The Prime Minister told Channel Seven on Tuesday morning that he welcomed the return of the Telstra Premiership as long as the NRL complied with the relevant health advice from the state and federal governments.
V'landys and NRL CEO Todd Greenberg have repeatedly stated throughout the coronavirus pandemic that they had been acting based on the advice of health professionals and governments, and would continue to do so in the lead-up to next month's proposed restart of the competition.
"I noticed the plans that they had to bring it back," Mr Morrison said on the Sunrise program.
"I like it that people are planning to get Australia back to normal but obviously all of these things will be subject to the health advice and the health clearances that are necessary.
"Whether it happens to be football or whatever it happens to be the health advice has to be paramount and I have no doubt that the NRL and the other codes understand that and they will comply with that."
The well-known Cronulla Sharks fan said he wanted people in Australia to look forward to the eventual lifting of restrictions that have been brought in to control the spread of COVID-19.

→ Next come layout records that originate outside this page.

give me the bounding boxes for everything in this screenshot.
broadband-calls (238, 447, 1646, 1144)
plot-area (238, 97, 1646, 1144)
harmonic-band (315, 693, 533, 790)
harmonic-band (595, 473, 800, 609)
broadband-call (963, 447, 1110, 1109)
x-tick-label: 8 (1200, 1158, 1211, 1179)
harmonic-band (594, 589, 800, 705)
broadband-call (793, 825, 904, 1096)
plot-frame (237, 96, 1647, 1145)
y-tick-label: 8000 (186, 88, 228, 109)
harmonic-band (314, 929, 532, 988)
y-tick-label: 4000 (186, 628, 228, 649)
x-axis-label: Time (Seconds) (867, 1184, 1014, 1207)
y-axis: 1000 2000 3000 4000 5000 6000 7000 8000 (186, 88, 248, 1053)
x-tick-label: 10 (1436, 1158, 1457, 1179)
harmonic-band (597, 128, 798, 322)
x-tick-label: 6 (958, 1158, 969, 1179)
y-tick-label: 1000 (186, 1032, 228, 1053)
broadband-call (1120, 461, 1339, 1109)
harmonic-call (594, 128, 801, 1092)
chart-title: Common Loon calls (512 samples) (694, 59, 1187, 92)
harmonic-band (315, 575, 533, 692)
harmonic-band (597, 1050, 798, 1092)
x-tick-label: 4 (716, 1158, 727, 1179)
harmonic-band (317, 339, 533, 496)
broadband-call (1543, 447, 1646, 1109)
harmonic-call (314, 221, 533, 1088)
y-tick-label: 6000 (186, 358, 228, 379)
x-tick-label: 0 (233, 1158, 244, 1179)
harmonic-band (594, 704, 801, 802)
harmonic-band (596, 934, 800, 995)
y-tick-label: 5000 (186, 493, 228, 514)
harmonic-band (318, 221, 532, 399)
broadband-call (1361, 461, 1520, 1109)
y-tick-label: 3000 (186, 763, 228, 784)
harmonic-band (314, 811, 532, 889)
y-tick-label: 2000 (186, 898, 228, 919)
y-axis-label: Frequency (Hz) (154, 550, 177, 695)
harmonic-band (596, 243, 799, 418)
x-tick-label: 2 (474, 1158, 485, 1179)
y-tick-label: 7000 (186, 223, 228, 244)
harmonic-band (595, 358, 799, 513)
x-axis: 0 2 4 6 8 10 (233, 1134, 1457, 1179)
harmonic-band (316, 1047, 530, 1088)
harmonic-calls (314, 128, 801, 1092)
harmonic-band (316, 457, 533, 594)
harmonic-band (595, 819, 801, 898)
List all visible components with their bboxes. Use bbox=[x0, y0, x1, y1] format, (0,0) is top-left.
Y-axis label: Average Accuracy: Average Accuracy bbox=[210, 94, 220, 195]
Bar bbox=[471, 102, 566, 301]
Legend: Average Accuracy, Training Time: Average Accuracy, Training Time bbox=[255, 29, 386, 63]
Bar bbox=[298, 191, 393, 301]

"I welcome the fact that people are thinking ahead and working out ways they can get things back on a stronger footing," he said.
"That's certainly what we are doing as a national cabinet whether it's on the economy or health or any of those other issues.
"We've got to look forward to that other side because there is another side and Australians are helping us get to that other side, but there's some work to do yet and we are very focused on that and I'm sure we can take Australia there as soon as we can, but we've got to be careful not to get ahead of ourselves."
His comments come after NSW Police Commissioner Mick Fuller on Monday said he would have no objections if the NRL wanted all 16 teams to be based in the state.
Fuller said he would work with the NSW health department to ensure the move would be possible if the ARL Commission needed to bring the three Queensland sides, the Warriors, Melbourne and Canberra into the state if travel restrictions are still in place next month.
Queensland Premier Annastacia Palaszczuk on Sunday had said that she would not at this stage be giving the three Queensland-based NRL sides an exemption to cross the border into NSW unless they entered into a 14-day quarantine.